It took me nearly a year of DVR ownership to learn how to record a football game and another year to figure out how to record the entire game.
The only reason I can operate my garage door opener is because it has just one button. If it had more than that, I’d probably have to leave my car parked in the driveway.
So I have no idea why I even considered buying a smartphone, especially since I still haven’t learned how to use most of the features on my current dumbphone.
Whenever I hear the “call waiting” beep, for instance, I immediately panic and start pushing buttons. This generally results in disconnecting the new caller, disconnecting the current caller and erasing the last six messages in my mail box.
Still, there are 84 million smartphones currently in use in this country and they’re getting more popular every day, because they have a lot of wonderful features.
You can listen to your favorite music on them. You can surf the Internet. You can access a global positioning system if you get lost while you’re driving. Which probably happens to a lot to smartphone users, because they’re so busy listening to their music and surfing the Internet that they drove past their exit 20 miles ago.
The feature that tempts me most is the ability to keep in constant touch with my e-mail. No more waiting to find out the best Viagra prices.
So I go to a store that sells smartphones and a helpful young employee explains how they work, using words and phrases such as megs, gigs and HTML browser.
One of the few words I recognize is “apps,” which is short for “applications.” But everybody always says “apps,” because life’s too short for four-syllable words and it’s a lot easier to spell.

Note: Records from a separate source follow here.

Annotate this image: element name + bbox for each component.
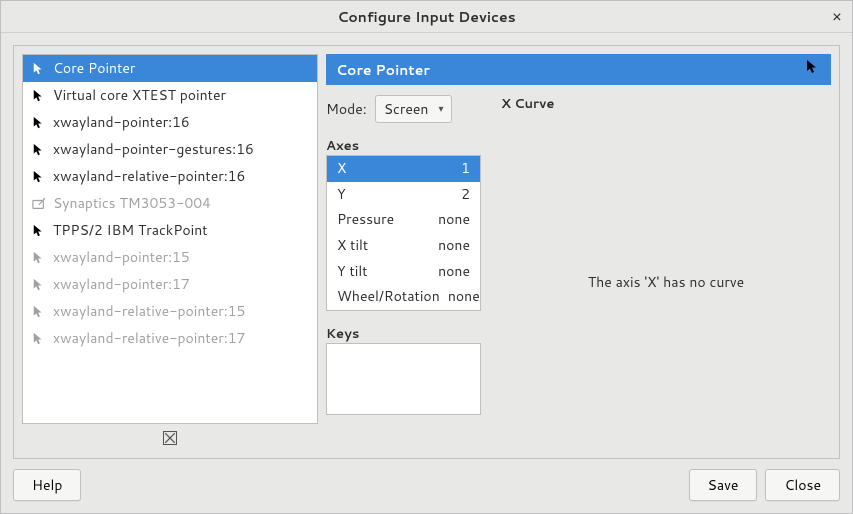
- cursor-icon: [31, 169, 47, 185]
- mode-value: Screen: [384, 99, 429, 119]
- device-detail-header: Core Pointer: [326, 54, 831, 85]
- cursor-icon: [31, 304, 47, 320]
- device-list[interactable]: Core Pointer Virtual core XTEST pointer xw…: [22, 54, 318, 424]
- axes-table[interactable]: X1Y2PressurenoneX tiltnoneY tiltnoneWhee…: [326, 155, 481, 311]
- cursor-icon: [31, 250, 47, 266]
- device-list-item[interactable]: xwayland-pointer-gestures:16: [23, 136, 317, 163]
- cursor-icon: [31, 61, 47, 77]
- axis-value: none: [430, 261, 470, 283]
- content-area: Core Pointer Virtual core XTEST pointer xw…: [1, 33, 852, 513]
- device-list-item-label: xwayland-pointer:15: [53, 247, 190, 268]
- device-list-item-label: xwayland-pointer-gestures:16: [53, 139, 254, 160]
- keys-section: Keys: [326, 321, 481, 415]
- axes-row[interactable]: X tiltnone: [327, 233, 480, 259]
- axes-row[interactable]: Pressurenone: [327, 207, 480, 233]
- close-button[interactable]: Close: [765, 469, 840, 501]
- axis-value: none: [440, 286, 480, 308]
- cursor-icon: [31, 115, 47, 131]
- mode-combobox[interactable]: Screen ▾: [375, 95, 453, 123]
- device-list-item[interactable]: Virtual core XTEST pointer: [23, 82, 317, 109]
- device-list-item-label: xwayland-relative-pointer:17: [53, 328, 245, 349]
- axes-row[interactable]: Y2: [327, 182, 480, 208]
- device-list-item-label: xwayland-relative-pointer:15: [53, 301, 245, 322]
- cursor-icon: [31, 223, 47, 239]
- device-list-item[interactable]: xwayland-relative-pointer:17: [23, 325, 317, 352]
- axes-column: Mode: Screen ▾ Axes X1Y2PressurenoneX ti…: [326, 95, 481, 450]
- axes-section: Axes X1Y2PressurenoneX tiltnoneY tiltnon…: [326, 133, 481, 311]
- cursor-icon: [31, 331, 47, 347]
- help-button[interactable]: Help: [13, 469, 81, 501]
- axes-row[interactable]: Y tiltnone: [327, 259, 480, 285]
- device-list-item[interactable]: TPPS/2 IBM TrackPoint: [23, 217, 317, 244]
- device-list-item[interactable]: xwayland-pointer:15: [23, 244, 317, 271]
- axis-value: 2: [430, 184, 470, 206]
- device-list-item[interactable]: xwayland-relative-pointer:15: [23, 298, 317, 325]
- device-list-item-label: Virtual core XTEST pointer: [53, 85, 226, 106]
- device-list-item-label: Synaptics TM3053-004: [53, 193, 211, 214]
- close-icon[interactable]: ×: [832, 5, 842, 28]
- curve-label: X Curve: [501, 95, 831, 113]
- device-detail-title: Core Pointer: [336, 60, 430, 80]
- device-list-item[interactable]: Synaptics TM3053-004: [23, 190, 317, 217]
- curve-message: The axis 'X' has no curve: [588, 272, 744, 292]
- axis-value: 1: [430, 158, 470, 180]
- device-detail-panel: Core Pointer Mode: Screen ▾: [326, 54, 831, 450]
- keys-list[interactable]: [326, 343, 481, 415]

The phone he demonstrates has 10,000 apps, he says, although some smartphones have 100,000. I’m not sure why anybody needs 100,000 apps.
If they used each app for just 10 minutes, it would take 694 days to get through all of them and they would die from lack of sleep.
By the time the salesman has finished with his helpful explanation, I have made my decision: I have decided I have no idea what he’s talking about.
So I e-mail my 30-something stepson and tell him what I understand, what I don’t understand and what smartphone features I would use most often. He suggests that I get a Princess phone.
He’s probably right.
There’s no sense having a phone that’s smarter than I am.